Sailing: America's Cup 'king' Ainslie sets sights on British challenge

LONDON (REUTERS) - Ben Ainslie, hailed as Britain's most celebrated sailor since Admiral Lord Nelson after helping Oracle Team USA to America's Cup victory, wants to win the "Auld Mug" for his countrymen next time around.

"Now this America's Cup is over, things will develop pretty quickly for the next Cup and we have to wait and see where and when that will be and in what type of boat," he told Sky Sports News on Thursday.

"But absolutely, a British team is something that is very viable and if we got the right people together we could ultimately be successful," added the most decorated Olympic sailor.

Ainslie, who has four Olympic gold medals and a silver and was knighted for his services to the sport, is the first British sailor to add success in the America's Cup to an Olympic title.

The 36-year-old was drafted in as Oracle's tactician when their defence looked to be floundering against Emirates Team New Zealand.
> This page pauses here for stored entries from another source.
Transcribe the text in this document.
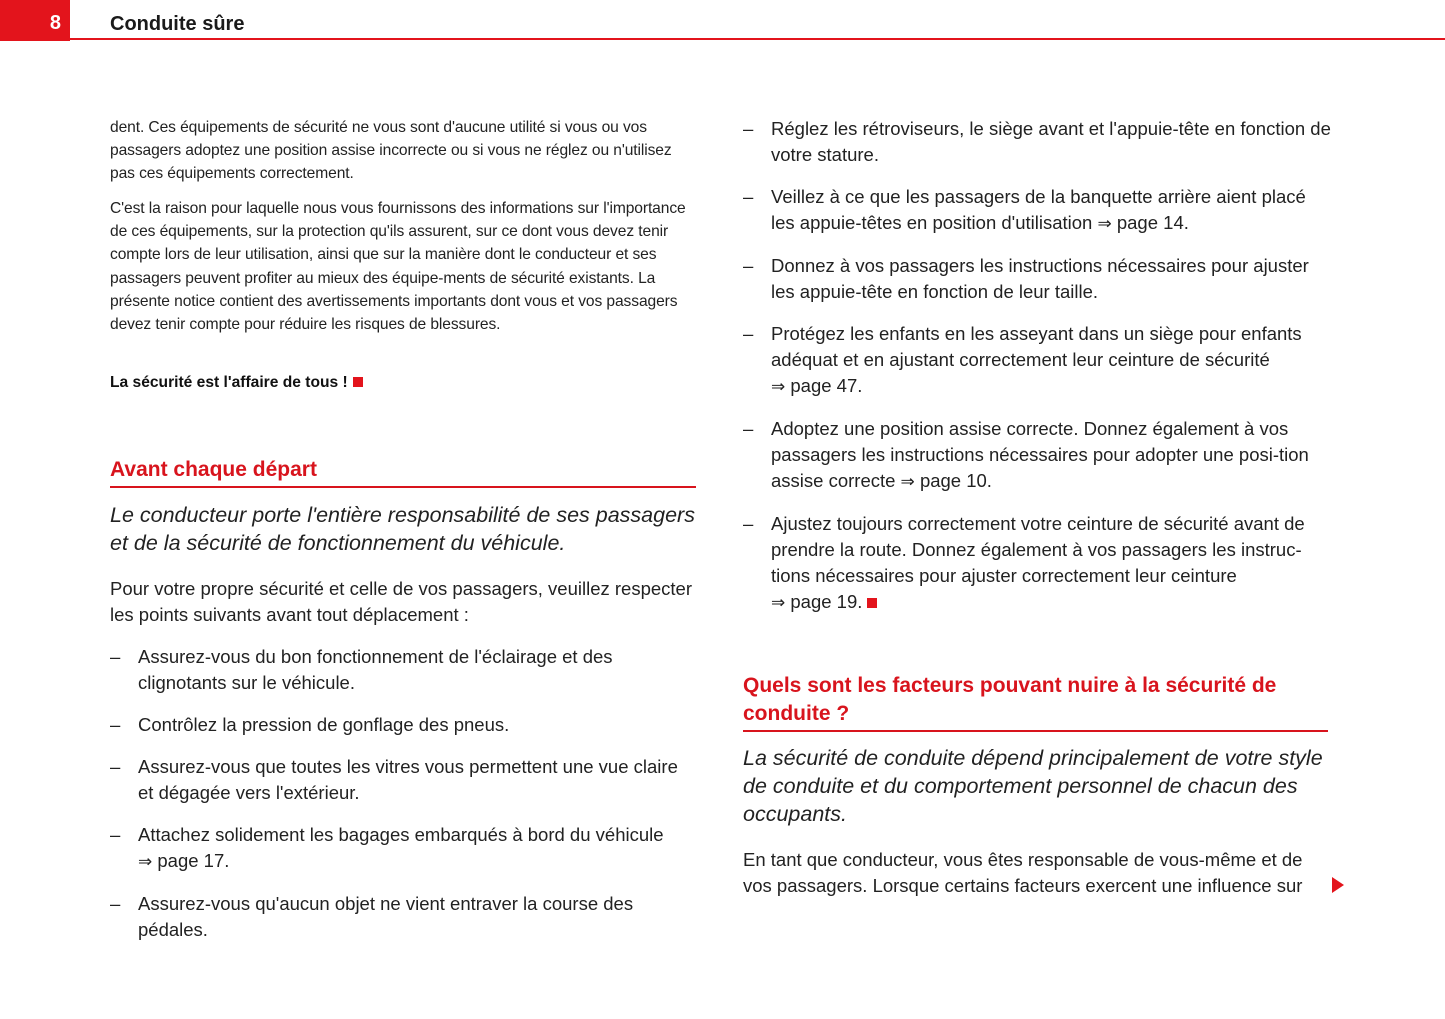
8	Conduite sûre

dent. Ces équipements de sécurité ne vous sont d'aucune utilité si vous ou vos passagers adoptez une position assise incorrecte ou si vous ne réglez ou n'utilisez pas ces équipements correctement.

C'est la raison pour laquelle nous vous fournissons des informations sur l'importance de ces équipements, sur la protection qu'ils assurent, sur ce dont vous devez tenir compte lors de leur utilisation, ainsi que sur la manière dont le conducteur et ses passagers peuvent profiter au mieux des équipe-ments de sécurité existants. La présente notice contient des avertissements importants dont vous et vos passagers devez tenir compte pour réduire les risques de blessures.

La sécurité est l'affaire de tous !
Avant chaque départ

Le conducteur porte l'entière responsabilité de ses passagers et de la sécurité de fonctionnement du véhicule.

Pour votre propre sécurité et celle de vos passagers, veuillez respecter les points suivants avant tout déplacement :

– Assurez-vous du bon fonctionnement de l'éclairage et des clignotants sur le véhicule.
– Contrôlez la pression de gonflage des pneus.
– Assurez-vous que toutes les vitres vous permettent une vue claire et dégagée vers l'extérieur.
– Attachez solidement les bagages embarqués à bord du véhicule
⇒ page 17.
– Assurez-vous qu'aucun objet ne vient entraver la course des pédales.
– Réglez les rétroviseurs, le siège avant et l'appuie-tête en fonction de votre stature.
– Veillez à ce que les passagers de la banquette arrière aient placé les appuie-têtes en position d'utilisation ⇒ page 14.
– Donnez à vos passagers les instructions nécessaires pour ajuster les appuie-tête en fonction de leur taille.
– Protégez les enfants en les asseyant dans un siège pour enfants adéquat et en ajustant correctement leur ceinture de sécurité
⇒ page 47.
– Adoptez une position assise correcte. Donnez également à vos passagers les instructions nécessaires pour adopter une posi-tion assise correcte ⇒ page 10.
– Ajustez toujours correctement votre ceinture de sécurité avant de prendre la route. Donnez également à vos passagers les instruc-tions nécessaires pour ajuster correctement leur ceinture
⇒ page 19.
Quels sont les facteurs pouvant nuire à la sécurité de conduite ?

La sécurité de conduite dépend principalement de votre style de conduite et du comportement personnel de chacun des occupants.

En tant que conducteur, vous êtes responsable de vous-même et de vos passagers. Lorsque certains facteurs exercent une influence sur
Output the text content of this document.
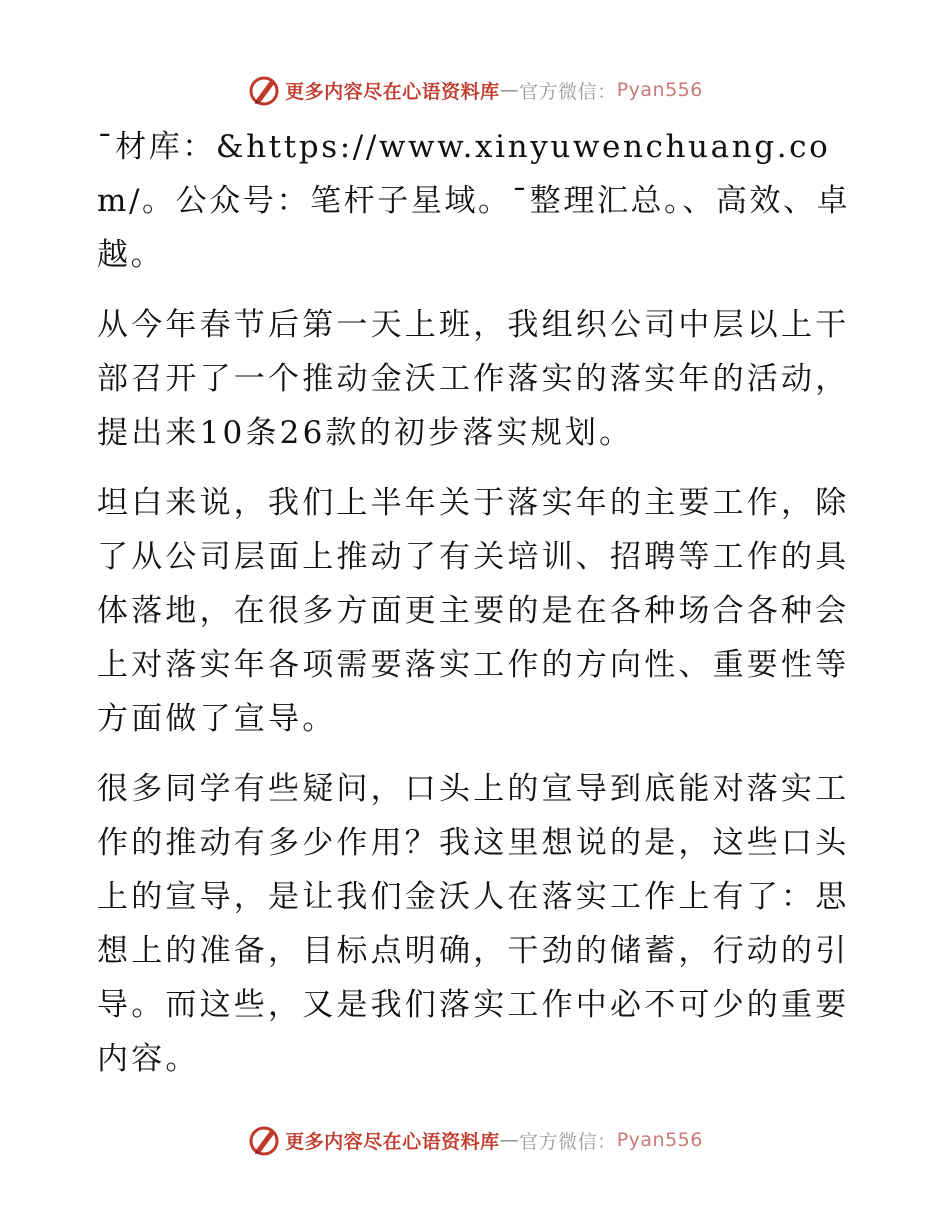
更多内容尽在心语资料库 — 官方微信： Pyan556

¯材库：&https://www.xinyuwenchuang.com/。公众号：笔杆子星域。¯整理汇总。、高效、卓越。

从今年春节后第一天上班，我组织公司中层以上干部召开了一个推动金沃工作落实的落实年的活动，提出来10条26款的初步落实规划。

坦白来说，我们上半年关于落实年的主要工作，除了从公司层面上推动了有关培训、招聘等工作的具体落地，在很多方面更主要的是在各种场合各种会上对落实年各项需要落实工作的方向性、重要性等方面做了宣导。

很多同学有些疑问，口头上的宣导到底能对落实工作的推动有多少作用？我这里想说的是，这些口头上的宣导，是让我们金沃人在落实工作上有了：思想上的准备，目标点明确，干劲的储蓄，行动的引导。而这些，又是我们落实工作中必不可少的重要内容。

更多内容尽在心语资料库 — 官方微信： Pyan556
With him on board, Oracle staged one of sport's greatest comebacks to win the 34th America's Cup in San Francisco Bay 9-8 after being 1-8 down.

"For me personally, as a kid growing up, I dreamt of one day being involved with the America's Cup. I grew up down in Falmouth in Cornwall and used to watch Peter de Savary's America's Cup boats training," Ainslie said.

"So to win it is unbelievable and perhaps one day we can see a British team winning it. We've got a very proud maritime heritage in the UK and it's where it all started, the America's Cup, back in 1851.

"So hopefully, one day we'll see it back in British waters."

Ainslie set up Ben Ainslie Racing before the London Olympics to compete in the America's Cup World Series, a stand-alone championship designed to fill the gap between Cups, but said then that he would be aiming to be a challenger for the 35th America's Cup.

English entrepreneur de Savary entered a challenge for the Cup in 1983 but lost out to Alan Bond's Australia II, which went on to end the New York Yacht Club's 132-year defence of the trophy.

Britain have never held the Cup, losing the inaugural challenge and last challenging for the title in 1964.

"In terms of the sailors and the designers, we have the talent in the UK, that's for sure," said Ainslie. "But it takes a lot to bring us together in terms of the commercial support, financial support, to run one of these teams."

Britain's double Olympic gold medallist Iain Percy could be a rival to any Ainslie-led challenge as the likely skipper of Swedish-backed Artemis.

Ainslie's role in the duel between the Americans and New Zealanders was celebrated by British media on Thursday as a national success story, even if Jimmy Spithill was the triumphant skipper.

"Ainslie's golden touch powers Oracle to glory," declared the Daily Telegraph, which also made the comparison to Nelson, in a headline.

"The unlikeliest victory - Ben Ainslie leads Team Oracle to glory in America's Cup," trumpeted the Guardian.

"Ainslie is the king of America's Cup," said the Daily Express.